Oito em cada dez empresas industriais que tiveram dificuldades na obtenção de empréstimos apontam os juros elevados como o principal obstáculo no acesso ao crédito de curto ou médio prazo.
O dado é da “Sondagem Especial nº 98 – Condições de Acesso ao Crédito em 2025”, realizada pela CNI (Confederação Nacional da Indústria) com a ABDE (Associação Brasileira de Desenvolvimento).
Veja os resultados da pesquisa referentes ao crédito de curto e médio prazo:
- 80% culpam os juros;
- 32% atribuem a garantias reais, como bens móveis e imóveis;
- 17% citam a falta de linhas de crédito adequadas à necessidade das empresas.
De acordo com a pesquisa, a ordem dos principais problemas se repete quando o assunto é a busca por crédito de longo prazo (acima de cinco anos). Veja:
- 71% mencionam os juros;
- 31% citam garantias reais;
- 17% atribuíram a falta de linhas de crédito adequadas à necessidade das empresas.
Crédito negado
Somente 26% dos industriais contrataram ou renovaram crédito de curto prazo no período analisado. O percentual cai para 17% em relação ao crédito de longo prazo.

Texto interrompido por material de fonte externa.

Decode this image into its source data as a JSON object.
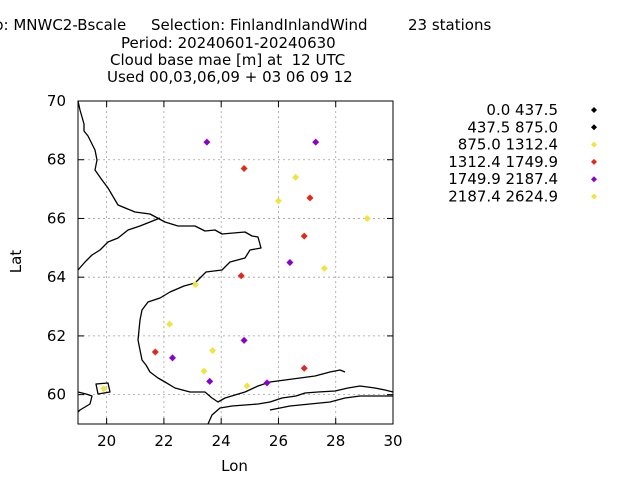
{
  "header": {
    "line1_left": "p: MNWC2-Bscale",
    "line1_mid": "Selection: FinlandInlandWind",
    "line1_right": "23 stations",
    "line2": "Period: 20240601-20240630",
    "line3": "Cloud base mae [m] at  12 UTC",
    "line4": "Used 00,03,06,09 + 03 06 09 12"
  },
  "chart_data": {
    "type": "scatter",
    "title": "Cloud base mae [m] at  12 UTC",
    "xlabel": "Lon",
    "ylabel": "Lat",
    "xlim": [
      19,
      30
    ],
    "ylim": [
      59,
      70
    ],
    "xticks": [
      20,
      22,
      24,
      26,
      28,
      30
    ],
    "yticks": [
      60,
      62,
      64,
      66,
      68,
      70
    ],
    "grid": true,
    "legend_position": "right",
    "series": [
      {
        "name": "0.0 437.5",
        "color": "#000000",
        "points": []
      },
      {
        "name": "437.5 875.0",
        "color": "#000000",
        "points": []
      },
      {
        "name": "875.0 1312.4",
        "color": "#f0e442",
        "points": [
          [
            26.6,
            67.4
          ],
          [
            26.0,
            66.6
          ],
          [
            29.1,
            66.0
          ],
          [
            27.6,
            64.3
          ],
          [
            23.1,
            63.75
          ],
          [
            22.2,
            62.4
          ],
          [
            23.7,
            61.5
          ],
          [
            23.4,
            60.8
          ],
          [
            24.9,
            60.3
          ],
          [
            19.9,
            60.2
          ]
        ]
      },
      {
        "name": "1312.4 1749.9",
        "color": "#dd2a1b",
        "points": [
          [
            24.8,
            67.7
          ],
          [
            27.1,
            66.7
          ],
          [
            26.9,
            65.4
          ],
          [
            24.7,
            64.05
          ],
          [
            21.7,
            61.45
          ],
          [
            26.9,
            60.9
          ]
        ]
      },
      {
        "name": "1749.9 2187.4",
        "color": "#8a00cc",
        "points": [
          [
            23.5,
            68.6
          ],
          [
            27.3,
            68.6
          ],
          [
            26.4,
            64.5
          ],
          [
            24.8,
            61.85
          ],
          [
            22.3,
            61.25
          ],
          [
            23.6,
            60.45
          ],
          [
            25.6,
            60.4
          ]
        ]
      },
      {
        "name": "2187.4 2624.9",
        "color": "#f0e442",
        "points": []
      }
    ]
  }
}
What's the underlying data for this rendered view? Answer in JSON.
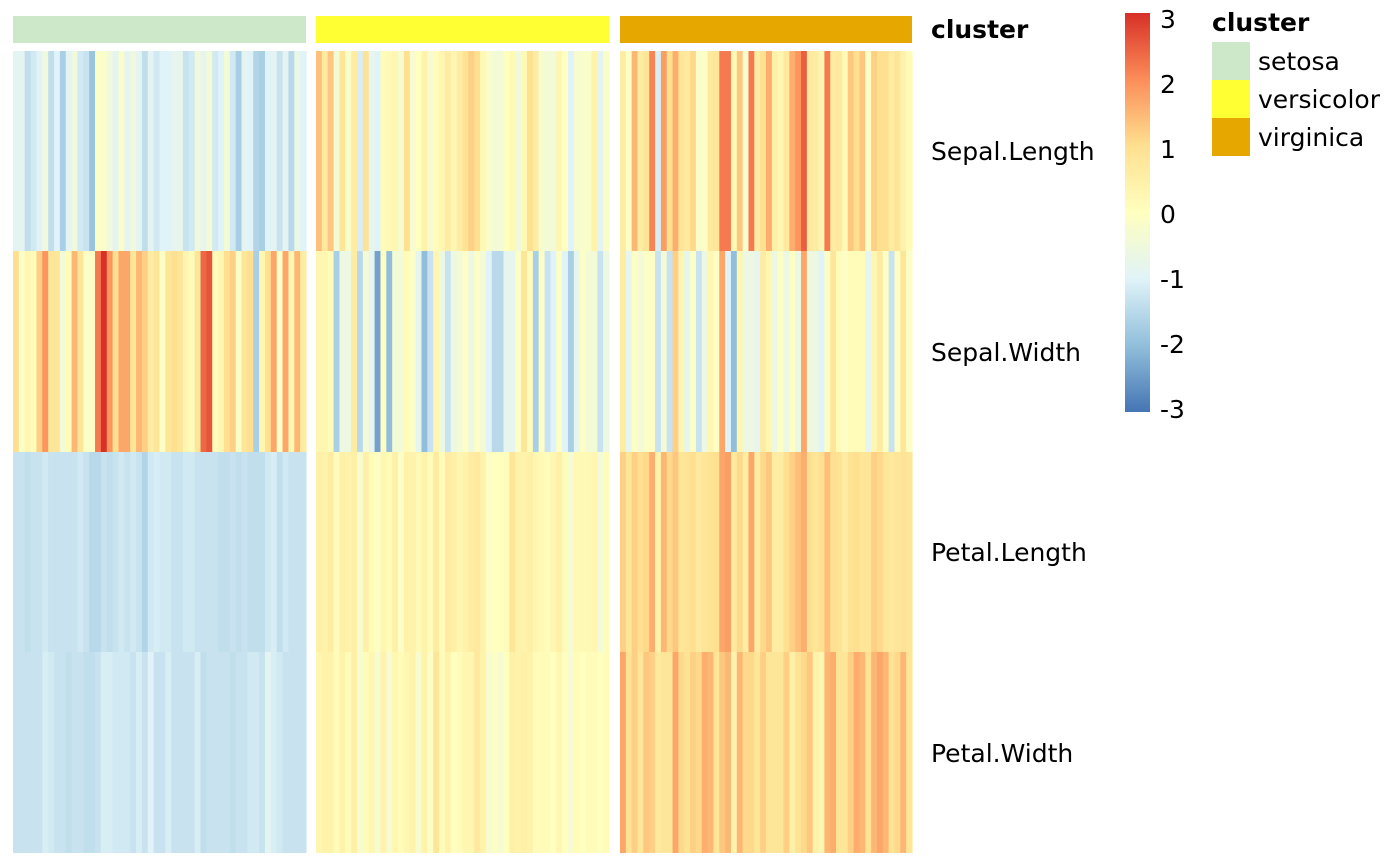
{
  "chart_data": {
    "type": "heatmap",
    "rows": [
      "Sepal.Length",
      "Sepal.Width",
      "Petal.Length",
      "Petal.Width"
    ],
    "annotation": {
      "title": "cluster",
      "groups": [
        {
          "name": "setosa",
          "color": "#CCE8C8"
        },
        {
          "name": "versicolor",
          "color": "#FFFF33"
        },
        {
          "name": "virginica",
          "color": "#E6A800"
        }
      ]
    },
    "legend": {
      "title": "cluster",
      "entries": [
        "setosa",
        "versicolor",
        "virginica"
      ]
    },
    "colorbar": {
      "ticks": [
        "3",
        "2",
        "1",
        "0",
        "-1",
        "-2",
        "-3"
      ],
      "range": [
        -3,
        3
      ],
      "colors": [
        "#4575B4",
        "#91BFDB",
        "#E0F3F8",
        "#FFFFBF",
        "#FEE090",
        "#FC8D59",
        "#D73027"
      ]
    },
    "matrix": {
      "setosa": [
        [
          -0.9,
          -0.9,
          -1.4,
          -1.2,
          -1.0,
          -0.5,
          -1.4,
          -1.0,
          -1.7,
          -0.9,
          -0.5,
          -1.2,
          -1.3,
          -1.9,
          -0.1,
          -0.2,
          -0.5,
          -0.9,
          -0.2,
          -0.9,
          -0.5,
          -0.9,
          -1.4,
          -0.9,
          -1.2,
          -1.0,
          -1.0,
          -0.8,
          -0.8,
          -1.3,
          -1.2,
          -0.5,
          -0.8,
          -0.4,
          -1.2,
          -1.0,
          -0.4,
          -1.2,
          -1.7,
          -0.9,
          -1.0,
          -1.6,
          -1.7,
          -1.0,
          -0.9,
          -1.3,
          -0.9,
          -1.5,
          -0.7,
          -1.0
        ],
        [
          1.0,
          -0.1,
          0.3,
          0.1,
          1.2,
          1.9,
          0.8,
          0.8,
          -0.4,
          0.1,
          1.5,
          0.8,
          -0.1,
          -0.1,
          2.2,
          3.1,
          1.9,
          1.0,
          1.7,
          1.7,
          0.8,
          1.5,
          1.2,
          0.6,
          0.8,
          -0.1,
          0.8,
          1.0,
          0.8,
          0.3,
          0.1,
          0.8,
          2.4,
          2.6,
          0.1,
          0.3,
          1.0,
          1.2,
          -0.1,
          0.8,
          1.0,
          -1.7,
          0.3,
          1.0,
          1.7,
          -0.1,
          1.7,
          0.3,
          1.5,
          0.6
        ],
        [
          -1.3,
          -1.3,
          -1.4,
          -1.3,
          -1.3,
          -1.2,
          -1.3,
          -1.3,
          -1.3,
          -1.3,
          -1.3,
          -1.2,
          -1.3,
          -1.5,
          -1.5,
          -1.3,
          -1.4,
          -1.3,
          -1.2,
          -1.3,
          -1.2,
          -1.3,
          -1.6,
          -1.2,
          -1.1,
          -1.2,
          -1.2,
          -1.3,
          -1.3,
          -1.2,
          -1.2,
          -1.3,
          -1.3,
          -1.3,
          -1.3,
          -1.4,
          -1.4,
          -1.3,
          -1.4,
          -1.3,
          -1.4,
          -1.4,
          -1.4,
          -1.2,
          -1.1,
          -1.4,
          -1.2,
          -1.3,
          -1.3,
          -1.3
        ],
        [
          -1.3,
          -1.3,
          -1.3,
          -1.3,
          -1.3,
          -1.1,
          -1.2,
          -1.3,
          -1.3,
          -1.4,
          -1.3,
          -1.3,
          -1.4,
          -1.4,
          -1.3,
          -1.1,
          -1.1,
          -1.2,
          -1.2,
          -1.2,
          -1.3,
          -1.1,
          -1.3,
          -1.0,
          -1.3,
          -1.3,
          -1.1,
          -1.3,
          -1.3,
          -1.3,
          -1.3,
          -1.1,
          -1.4,
          -1.3,
          -1.3,
          -1.3,
          -1.3,
          -1.4,
          -1.3,
          -1.3,
          -1.2,
          -1.2,
          -1.3,
          -0.9,
          -1.1,
          -1.2,
          -1.3,
          -1.3,
          -1.3,
          -1.3
        ]
      ],
      "versicolor": [
        [
          1.4,
          0.7,
          1.3,
          -0.4,
          0.8,
          -0.2,
          0.6,
          -1.1,
          0.9,
          -0.8,
          -1.0,
          0.1,
          0.2,
          0.3,
          -0.3,
          1.0,
          -0.3,
          0.0,
          0.4,
          -0.3,
          0.1,
          0.3,
          0.6,
          0.3,
          0.6,
          0.9,
          1.2,
          1.0,
          0.2,
          -0.2,
          -0.4,
          -0.4,
          0.0,
          0.2,
          -0.5,
          0.2,
          1.0,
          0.6,
          -0.3,
          -0.4,
          -0.4,
          0.3,
          0.0,
          -1.0,
          -0.3,
          -0.2,
          -0.2,
          0.4,
          -0.9,
          -0.2
        ],
        [
          0.3,
          0.3,
          0.1,
          -1.7,
          -0.6,
          -0.6,
          0.6,
          -1.5,
          -0.4,
          -0.8,
          -2.4,
          -0.1,
          -2.0,
          -0.4,
          -0.4,
          0.1,
          -0.1,
          -0.8,
          -2.0,
          -1.3,
          0.3,
          -0.6,
          -1.3,
          -0.6,
          -0.4,
          -0.1,
          -0.6,
          -0.1,
          -0.4,
          -1.0,
          -1.5,
          -1.5,
          -0.8,
          -0.8,
          -0.1,
          0.8,
          0.1,
          -1.7,
          -0.1,
          -1.3,
          -1.0,
          -0.1,
          -1.0,
          -1.7,
          -0.8,
          -0.1,
          -0.4,
          -0.4,
          -1.3,
          -0.6
        ],
        [
          0.5,
          0.4,
          0.6,
          0.1,
          0.5,
          0.4,
          0.5,
          -0.3,
          0.5,
          0.1,
          -0.1,
          0.3,
          0.1,
          0.5,
          -0.1,
          0.4,
          0.4,
          0.2,
          0.4,
          0.1,
          0.6,
          0.1,
          0.6,
          0.5,
          0.3,
          0.4,
          0.6,
          0.7,
          0.4,
          -0.1,
          0.0,
          0.0,
          0.1,
          0.8,
          0.4,
          0.4,
          0.5,
          0.3,
          0.2,
          0.1,
          0.3,
          0.5,
          0.1,
          -0.3,
          0.2,
          0.2,
          0.2,
          0.3,
          -0.4,
          0.1
        ],
        [
          0.3,
          0.4,
          0.4,
          0.1,
          0.4,
          0.1,
          0.5,
          -0.3,
          0.1,
          0.3,
          -0.3,
          0.4,
          -0.3,
          0.3,
          0.1,
          0.3,
          0.4,
          -0.3,
          0.4,
          -0.1,
          0.8,
          0.1,
          0.4,
          0.0,
          0.1,
          0.3,
          0.3,
          0.7,
          0.4,
          -0.3,
          -0.1,
          -0.3,
          0.0,
          0.5,
          0.4,
          0.5,
          0.4,
          0.1,
          0.1,
          0.1,
          0.0,
          0.3,
          0.0,
          -0.3,
          0.1,
          0.0,
          0.1,
          0.1,
          0.0,
          0.1
        ]
      ],
      "virginica": [
        [
          0.6,
          -0.1,
          1.5,
          0.6,
          0.8,
          2.1,
          -1.1,
          1.8,
          1.0,
          1.6,
          0.8,
          0.7,
          1.1,
          -0.2,
          -0.1,
          0.7,
          0.8,
          2.2,
          2.2,
          0.2,
          1.3,
          -0.3,
          2.2,
          0.6,
          1.0,
          1.6,
          0.5,
          0.3,
          0.7,
          1.6,
          1.9,
          2.5,
          0.7,
          0.6,
          0.3,
          2.2,
          0.6,
          0.7,
          0.2,
          1.3,
          1.0,
          1.3,
          -0.1,
          1.2,
          1.0,
          1.0,
          0.6,
          0.8,
          0.4,
          0.1
        ],
        [
          0.6,
          -0.8,
          -0.1,
          -0.4,
          -0.1,
          -0.1,
          -1.3,
          -0.4,
          -1.3,
          1.2,
          0.3,
          -0.8,
          -0.1,
          -1.3,
          -0.6,
          0.3,
          -0.1,
          1.7,
          -1.0,
          -2.0,
          0.3,
          -0.6,
          -0.6,
          -0.8,
          0.6,
          0.3,
          -0.6,
          -0.1,
          -0.6,
          -0.1,
          -0.6,
          1.7,
          -0.6,
          -0.6,
          -1.0,
          -0.1,
          0.8,
          0.1,
          -0.1,
          0.1,
          0.1,
          0.1,
          -0.8,
          0.3,
          0.6,
          -0.1,
          -1.3,
          -0.1,
          0.8,
          -0.1
        ],
        [
          1.2,
          0.8,
          1.2,
          1.0,
          1.1,
          1.6,
          0.4,
          1.5,
          1.1,
          1.3,
          0.8,
          0.9,
          1.0,
          0.7,
          0.8,
          0.9,
          1.0,
          1.7,
          1.8,
          0.7,
          1.1,
          0.6,
          1.7,
          0.6,
          1.1,
          1.3,
          0.6,
          0.6,
          1.0,
          1.2,
          1.4,
          1.6,
          1.0,
          0.8,
          1.0,
          1.4,
          1.0,
          0.9,
          0.6,
          0.9,
          1.0,
          0.8,
          0.8,
          1.2,
          1.1,
          0.8,
          0.7,
          0.8,
          0.9,
          0.8
        ],
        [
          1.7,
          0.9,
          1.2,
          0.8,
          1.3,
          1.2,
          0.7,
          0.8,
          0.8,
          1.7,
          1.1,
          0.9,
          1.2,
          1.1,
          1.6,
          1.5,
          0.8,
          1.3,
          1.5,
          0.4,
          1.5,
          1.1,
          1.1,
          0.8,
          1.2,
          0.8,
          0.8,
          0.8,
          1.2,
          0.5,
          0.9,
          1.1,
          1.3,
          0.4,
          0.3,
          1.5,
          1.6,
          0.8,
          0.8,
          1.2,
          1.6,
          1.5,
          0.9,
          1.5,
          1.7,
          1.5,
          0.9,
          1.1,
          1.5,
          0.8
        ]
      ]
    }
  }
}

Entre as empresas que buscaram crédito de longo prazo, cerca de um terço não tiveram sucesso, enquanto entre as que buscaram empréstimos de curto ou médio prazo, um quinto não obteve êxito.
O percentual de frustração foi maior entre as médias indústrias, tanto nas operações de curto e médio quanto de longo prazo. Veja:
- longo prazo:
- 43% das médias indústrias solicitaram crédito, mas tiveram o seu pedido negado;
- 37% das pequenas solicitaram crédito, mas tiveram o seu pedido recusado;
- 27% das grandes indústrias pediram empréstimo, porém o pedido foi recusado.
- curto prazo e médio prazo:
- 26% das médias indústrias solicitaram crédito, mas tiveram o seu pedido negado;
- 21% das pequenas solicitaram crédito, mas tiveram o seu pedido recusado;
- 16% das grandes indústrias pediram empréstimo, porém o pedido foi recusado.
Condições piores
A pesquisa também mostrou que 35% das empresas industriais que renovaram crédito de curto ou médio prazo afirmaram que as condições de acesso, como taxas de juros, número de parcelas, período de carência e exigência de garantias, ficaram piores ou muito piores entre fevereiro e julho de 2025.
Nas operações de renovação de crédito de longo prazo, 33% das indústrias tiveram a mesma avaliação.
A taxa básica de juros está em 15% desde junho de 2025. É o maior patamar desde 2006.
“A atual política monetária é bastante restritiva e encarece o crédito, uma vez que a taxa Selic está em 15% ao ano e os juros reais em torno de 10%. O crédito mais caro desincentiva o investimento em expansão da capacidade produtiva e em inovação. Com isso, a indústria perde competitividade”, avalia Maria Virgínia Colusso, analista de Políticas e Indústria da CNI.
Apenas 14% das empresas conseguiram renovar seus empréstimos de curto ou médio prazo com condições melhores no período analisado. O percentual cai para 12% no caso de crédito de longo prazo.
A Sondagem Especial contou com a participação de 1.789 empresas industriais, sendo 713 pequenas, 637 médias e 439 grandes. O questionário foi aplicado entre os dias 1º e 12 de agosto de 2025.